Of 2.0 and staff workloads

March 27, 2008 Posted by Michael

When I was on the University of Nebraska, Lincoln east campus last week there was one thing I heard that I’d not mentioned in my previous blog post about the day; "re-staffing". Please allow me explain.

Often, especially during my Library 2.0 or Social Web presentations (both of which I was giving that day) I inevitably get the question "but how can I do my job and do all this new stuff too?" It’s a legitimate question yet I dread it all the same. You see, it’s my job to do all this new stuff. I don’t have to pull a reference desk shift or meet with students. I do have to travel, teach, and present, but all the "new fun 2.0 stuff" I do is in complete support of said travel, teaching, and presenting. So, how have I answered the question?

In the past, and on that day, I mumbled my excuse about how my time is spent and then proceeded to mumble a bit more about "working it into your existing workflow" and "letting the decision of which 2.0 things to use/do be an ‘organic’ process". Both are legitimate answers but aren’t very satisfying ones to either me or the audience.

But over lunch, after my social web presentation, one of the campus librarians said to another, "maybe we need to consider some re-staffing" in order to be able to do some of this stuff." At the time I don’t recall reacting to the comment that much but it stuck with me enough to blog about it a week later.

Maybe at an institutional level adding the new social tools onto an already overloaded workflow isn’t the answer. Granted, I firmly believe that some of the new tools can be integrated successfully and streamline the existing workflow, but what about larger tools like blogging. Instead of expecting staff to blog for the library in addition to their existing workload, how about redistributing the workload so the staff that will be blogging on behalf of the library have a little less of what they did before and now have the time to blog?

I’m not saying this would be easy, nor could I possibly claim to have a "plan" for something like that that you could implement in your library. (How could I, each library’s solution would be completely different from every other.) However, maybe we should not look at this as an addition problem, but more of a rearrangement problem.

Your thoughts?

About Michael

Michael Sauers is currently the Technology Innovation Librarian for the Nebraska Library Commission in Lincoln, Nebraska and has been training librarians in technology for more than 15 years. He has also been a public library trustee, a bookstore manager for a library friends group, a reference librarian, serials cataloger, technology consultant, and bookseller. He earned his MLS in 1995 from the University at Albany’s School of Information Science and Policy. Michael’s tenth book, Blogging & RSS: A Librarian’s Guide, Second Edition was published October 2010 with three more books to be published in 2012. He has also written dozens of articles for various journals and magazines. In his spare time he blogs at travelinlibrarian.info, runs Web sites for authors and historical societies, takes many, many photos, and reads more than 100 books a year.

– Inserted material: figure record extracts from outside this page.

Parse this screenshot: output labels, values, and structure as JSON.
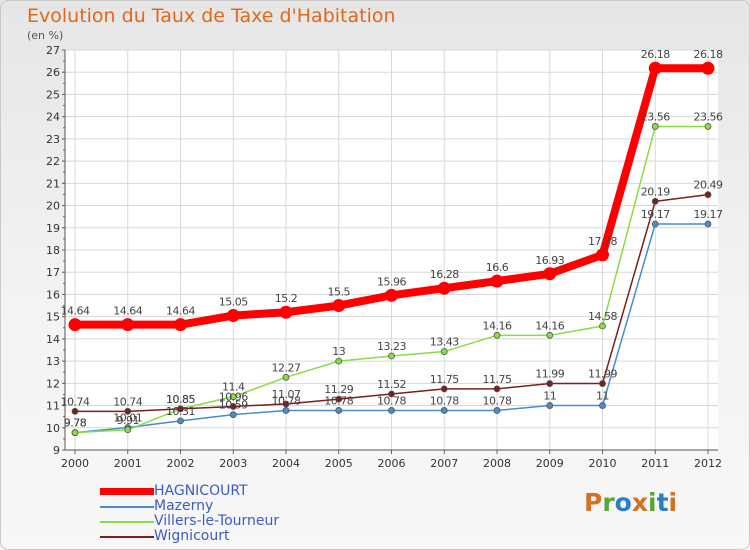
{
  "header": {
    "title": "Evolution du Taux de Taxe d'Habitation",
    "unit": "(en %)"
  },
  "logo_text": [
    "P",
    "r",
    "o",
    "x",
    "i",
    "t",
    "i"
  ],
  "logo_colors": [
    "#d7701e",
    "#5aa43a",
    "#2a7dc8",
    "#d7701e",
    "#5aa43a",
    "#2a7dc8",
    "#d7701e"
  ],
  "chart_data": {
    "type": "line",
    "x": [
      "2000",
      "2001",
      "2002",
      "2003",
      "2004",
      "2005",
      "2006",
      "2007",
      "2008",
      "2009",
      "2010",
      "2011",
      "2012"
    ],
    "ylim": [
      9,
      27
    ],
    "yticks": [
      "9",
      "10",
      "11",
      "12",
      "13",
      "14",
      "15",
      "16",
      "17",
      "18",
      "19",
      "20",
      "21",
      "22",
      "23",
      "24",
      "25",
      "26",
      "27"
    ],
    "grid": true,
    "series": [
      {
        "name": "HAGNICOURT",
        "color": "#ff0000",
        "values": [
          14.64,
          14.64,
          14.64,
          15.05,
          15.2,
          15.5,
          15.96,
          16.28,
          16.6,
          16.93,
          17.78,
          26.18,
          26.18
        ],
        "labels": [
          "14.64",
          "14.64",
          "14.64",
          "15.05",
          "15.2",
          "15.5",
          "15.96",
          "16.28",
          "16.6",
          "16.93",
          "17.78",
          "26.18",
          "26.18"
        ]
      },
      {
        "name": "Mazerny",
        "color": "#4a8ccc",
        "values": [
          9.78,
          10.01,
          10.31,
          10.59,
          10.78,
          10.78,
          10.78,
          10.78,
          10.78,
          11,
          11,
          19.17,
          19.17
        ],
        "labels": [
          "9.78",
          "10.01",
          "10.31",
          "10.59",
          "10.78",
          "10.78",
          "10.78",
          "10.78",
          "10.78",
          "11",
          "11",
          "19.17",
          "19.17"
        ]
      },
      {
        "name": "Villers-le-Tourneur",
        "color": "#88dd44",
        "values": [
          9.78,
          9.91,
          10.85,
          11.4,
          12.27,
          13,
          13.23,
          13.43,
          14.16,
          14.16,
          14.58,
          23.56,
          23.56
        ],
        "labels": [
          "9.78",
          "9.91",
          "10.85",
          "11.4",
          "12.27",
          "13",
          "13.23",
          "13.43",
          "14.16",
          "14.16",
          "14.58",
          "23.56",
          "23.56"
        ]
      },
      {
        "name": "Wignicourt",
        "color": "#7a1e1e",
        "values": [
          10.74,
          10.74,
          10.85,
          10.96,
          11.07,
          11.29,
          11.52,
          11.75,
          11.75,
          11.99,
          11.99,
          20.19,
          20.49
        ],
        "labels": [
          "10.74",
          "10.74",
          "10.85",
          "10.96",
          "11.07",
          "11.29",
          "11.52",
          "11.75",
          "11.75",
          "11.99",
          "11.99",
          "20.19",
          "20.49"
        ]
      }
    ],
    "legend_position": "bottom-left"
  }
}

2 Responses to Of 2.0 and staff workloads

  1. Jezmynne says:

    As one of those librarians who manage subjects, ref desk, outreach, instruction, appointments, a building, staff, AND 2.0 stuff, I agree it is a challenge. For me, it comes down to 2 things – prioritization and well, prioritization.

    First, I prioritize which things I actively experiment and maintain in an ongoing fashion. That doesnt mean I try a lot of new things, I do, but I choose carefully which ones fit into my objectives as a librarian and my place in my profession and academic community.

    Secondly, I cast a critical eye on everything I do. We’ve all heard this before, “Choose what you do, and let go of things that matter less than others.” That’s hard, but I can tell you it’s a load of my work plate when I can finally say, “I no longer can keep up with ordering individual books, so here’s my budget and selected call number ranges defined by faculty and myself, Mr. Automatic Approval Plan,” for example. The time saved allows me to explore things in the 2.0 world, some of which is now a huge success regarding networking with my own user community and professional goals. And to me, that was worth the sacrifice.